Nifty pictures of stocks and commodities, take 3: the latest
I have the latest research from the same fella's that put out the other commodities -vs- stocks commentary I posted last time. The last post had 2 charts from the same guys that were interesting in that they showed the ratio of commodities to stocks in a different position. One was from 2002, one was from 2009. I have no idea at all how to reconcile those different views except calculate everything myself, which would be quite a task. Fortunately, a new paper is out and we can take a look at what it offers.
An enormous challenge facing investors is the availability of information (and opinions). The challenge isn't that we have a hard time finding information, its that so much information exists that it can easily overload us. In his 90's book on contrarian investing, David Dreman presented a study that showed the accuracy of peoples predictions based on how many pieces of information they were given with which to predict, and also their confidence. The more information they got, the more confident they became in their assessments, but accuracy peaked at a very small amount of information. More info made people less likely to conclude correctly, after a point.
And therein lies a big challenge, and the reason why many different investing styles can win and do very well, but "collective" investing attempts are likely to fail. Take 20 good CAPs players or, better, 20 people who made alot of money investing in real life, and give them each 5% of a portfolio to manage. How likely is that portfolio to do really well? Probably not very likely. One guy will say "XL's chart is broken, sell it", another guy will say "sweet, XL is down, lets load up" and so forth. The performance of this "all star collective" will be even worse if you limit each all star to their 1 or 2 or 3 best ideas, probably. Even the best laid plans of the very brightest minds do frequently go awry. And that is why, I think, the majority of great hedge funds are one guy with a research team. Because at the end of the day you have to filter everything back through one mind lest your actions become too random to be effective. And therein lies a challenge for all of us: we need to eventually draw our own conclusions if we hope to perform maximally.
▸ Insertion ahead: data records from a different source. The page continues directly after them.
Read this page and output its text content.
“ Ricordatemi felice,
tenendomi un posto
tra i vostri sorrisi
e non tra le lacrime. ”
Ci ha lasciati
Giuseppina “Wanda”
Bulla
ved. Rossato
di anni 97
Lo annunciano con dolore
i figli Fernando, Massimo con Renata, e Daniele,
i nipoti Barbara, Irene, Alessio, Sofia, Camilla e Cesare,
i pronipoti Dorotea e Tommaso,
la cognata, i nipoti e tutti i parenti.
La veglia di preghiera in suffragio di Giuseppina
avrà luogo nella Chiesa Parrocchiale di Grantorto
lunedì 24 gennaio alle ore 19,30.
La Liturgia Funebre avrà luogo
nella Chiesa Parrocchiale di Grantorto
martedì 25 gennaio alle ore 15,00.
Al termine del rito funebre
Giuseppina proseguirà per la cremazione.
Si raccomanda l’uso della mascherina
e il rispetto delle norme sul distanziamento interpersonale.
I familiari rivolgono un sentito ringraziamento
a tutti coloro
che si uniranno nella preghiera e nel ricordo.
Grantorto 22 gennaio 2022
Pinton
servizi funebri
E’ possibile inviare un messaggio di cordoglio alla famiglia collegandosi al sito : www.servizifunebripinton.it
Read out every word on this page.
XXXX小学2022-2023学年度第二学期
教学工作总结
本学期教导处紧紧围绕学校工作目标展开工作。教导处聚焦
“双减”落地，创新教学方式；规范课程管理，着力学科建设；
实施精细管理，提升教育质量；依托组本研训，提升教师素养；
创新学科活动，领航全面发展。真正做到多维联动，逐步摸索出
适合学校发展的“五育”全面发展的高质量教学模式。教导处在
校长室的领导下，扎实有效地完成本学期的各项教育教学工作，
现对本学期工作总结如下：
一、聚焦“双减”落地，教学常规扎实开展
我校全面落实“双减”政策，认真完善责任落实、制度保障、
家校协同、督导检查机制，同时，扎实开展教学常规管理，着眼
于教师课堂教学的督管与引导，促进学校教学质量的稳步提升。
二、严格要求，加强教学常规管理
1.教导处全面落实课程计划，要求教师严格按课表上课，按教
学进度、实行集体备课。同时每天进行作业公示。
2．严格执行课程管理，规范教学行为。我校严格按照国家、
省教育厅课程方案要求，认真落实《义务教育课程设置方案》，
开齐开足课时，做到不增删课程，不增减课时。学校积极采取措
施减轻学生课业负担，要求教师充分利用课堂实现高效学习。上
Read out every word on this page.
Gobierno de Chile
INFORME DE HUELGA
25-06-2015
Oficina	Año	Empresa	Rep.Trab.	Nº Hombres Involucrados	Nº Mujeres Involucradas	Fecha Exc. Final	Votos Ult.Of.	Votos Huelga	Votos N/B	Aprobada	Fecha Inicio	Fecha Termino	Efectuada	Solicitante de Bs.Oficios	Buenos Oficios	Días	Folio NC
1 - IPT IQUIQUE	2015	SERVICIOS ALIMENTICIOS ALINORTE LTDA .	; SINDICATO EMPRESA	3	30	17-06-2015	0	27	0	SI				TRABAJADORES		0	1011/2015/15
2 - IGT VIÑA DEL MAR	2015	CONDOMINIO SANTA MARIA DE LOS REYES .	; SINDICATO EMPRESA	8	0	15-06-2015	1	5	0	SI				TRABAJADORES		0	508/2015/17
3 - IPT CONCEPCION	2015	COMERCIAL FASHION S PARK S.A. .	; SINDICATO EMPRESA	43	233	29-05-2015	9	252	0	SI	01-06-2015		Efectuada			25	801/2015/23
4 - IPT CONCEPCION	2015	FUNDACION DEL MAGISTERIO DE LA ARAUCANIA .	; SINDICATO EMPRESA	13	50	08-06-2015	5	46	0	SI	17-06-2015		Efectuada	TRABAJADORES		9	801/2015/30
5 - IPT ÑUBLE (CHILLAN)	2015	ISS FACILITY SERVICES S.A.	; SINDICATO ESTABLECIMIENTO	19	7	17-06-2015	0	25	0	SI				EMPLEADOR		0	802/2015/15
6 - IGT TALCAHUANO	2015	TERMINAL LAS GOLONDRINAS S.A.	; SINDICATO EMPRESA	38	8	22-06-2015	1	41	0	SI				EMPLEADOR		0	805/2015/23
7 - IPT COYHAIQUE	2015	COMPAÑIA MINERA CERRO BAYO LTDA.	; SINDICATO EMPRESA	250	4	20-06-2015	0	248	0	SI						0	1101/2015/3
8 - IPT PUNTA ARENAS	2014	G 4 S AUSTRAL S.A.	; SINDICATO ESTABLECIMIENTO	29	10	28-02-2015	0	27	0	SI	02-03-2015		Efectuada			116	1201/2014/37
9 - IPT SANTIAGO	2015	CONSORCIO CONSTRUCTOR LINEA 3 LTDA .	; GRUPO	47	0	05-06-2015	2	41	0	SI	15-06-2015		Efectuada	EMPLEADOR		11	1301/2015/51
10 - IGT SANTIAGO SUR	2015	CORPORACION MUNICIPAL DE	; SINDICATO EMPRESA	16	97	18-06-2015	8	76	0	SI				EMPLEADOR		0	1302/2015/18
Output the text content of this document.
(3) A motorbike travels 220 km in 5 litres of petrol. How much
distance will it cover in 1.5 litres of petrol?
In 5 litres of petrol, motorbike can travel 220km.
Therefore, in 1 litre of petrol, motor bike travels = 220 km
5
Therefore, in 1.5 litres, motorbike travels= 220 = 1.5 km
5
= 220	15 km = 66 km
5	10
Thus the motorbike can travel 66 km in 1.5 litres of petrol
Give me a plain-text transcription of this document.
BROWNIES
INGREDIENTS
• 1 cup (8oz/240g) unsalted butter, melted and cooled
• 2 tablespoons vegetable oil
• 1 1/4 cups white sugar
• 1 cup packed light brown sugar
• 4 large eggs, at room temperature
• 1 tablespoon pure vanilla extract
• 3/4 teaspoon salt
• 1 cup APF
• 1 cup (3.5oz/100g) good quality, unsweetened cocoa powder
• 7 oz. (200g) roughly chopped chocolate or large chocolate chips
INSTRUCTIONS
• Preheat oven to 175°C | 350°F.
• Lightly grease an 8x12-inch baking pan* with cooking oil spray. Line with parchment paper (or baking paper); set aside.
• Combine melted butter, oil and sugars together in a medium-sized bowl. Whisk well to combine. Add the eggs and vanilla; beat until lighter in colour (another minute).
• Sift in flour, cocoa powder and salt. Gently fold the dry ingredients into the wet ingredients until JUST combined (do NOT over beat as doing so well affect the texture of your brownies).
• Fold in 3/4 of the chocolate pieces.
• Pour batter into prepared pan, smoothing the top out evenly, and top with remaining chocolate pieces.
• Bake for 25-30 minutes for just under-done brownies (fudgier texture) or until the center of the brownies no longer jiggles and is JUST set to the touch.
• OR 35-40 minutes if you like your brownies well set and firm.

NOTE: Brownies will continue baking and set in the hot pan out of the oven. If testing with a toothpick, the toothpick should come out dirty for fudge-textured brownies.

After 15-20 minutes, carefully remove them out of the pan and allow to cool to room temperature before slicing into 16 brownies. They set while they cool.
For me, this is relevant, because surfing blogs and reading articles on stocks has sort of become my hobby. And frankly, I think its clouding my judgement via this process of information overload to some extent. I think that the next long, secular bull market is likely to begin when stocks decouple from commodities to the upside, and not before, and that is in fact the signal that I think will mark the onset of the next secular bull, the next time to buy and hold stocks of many kinds.
So, as has been my view for the last year, the literally triple your money question is where are we at in this great commodity bull market?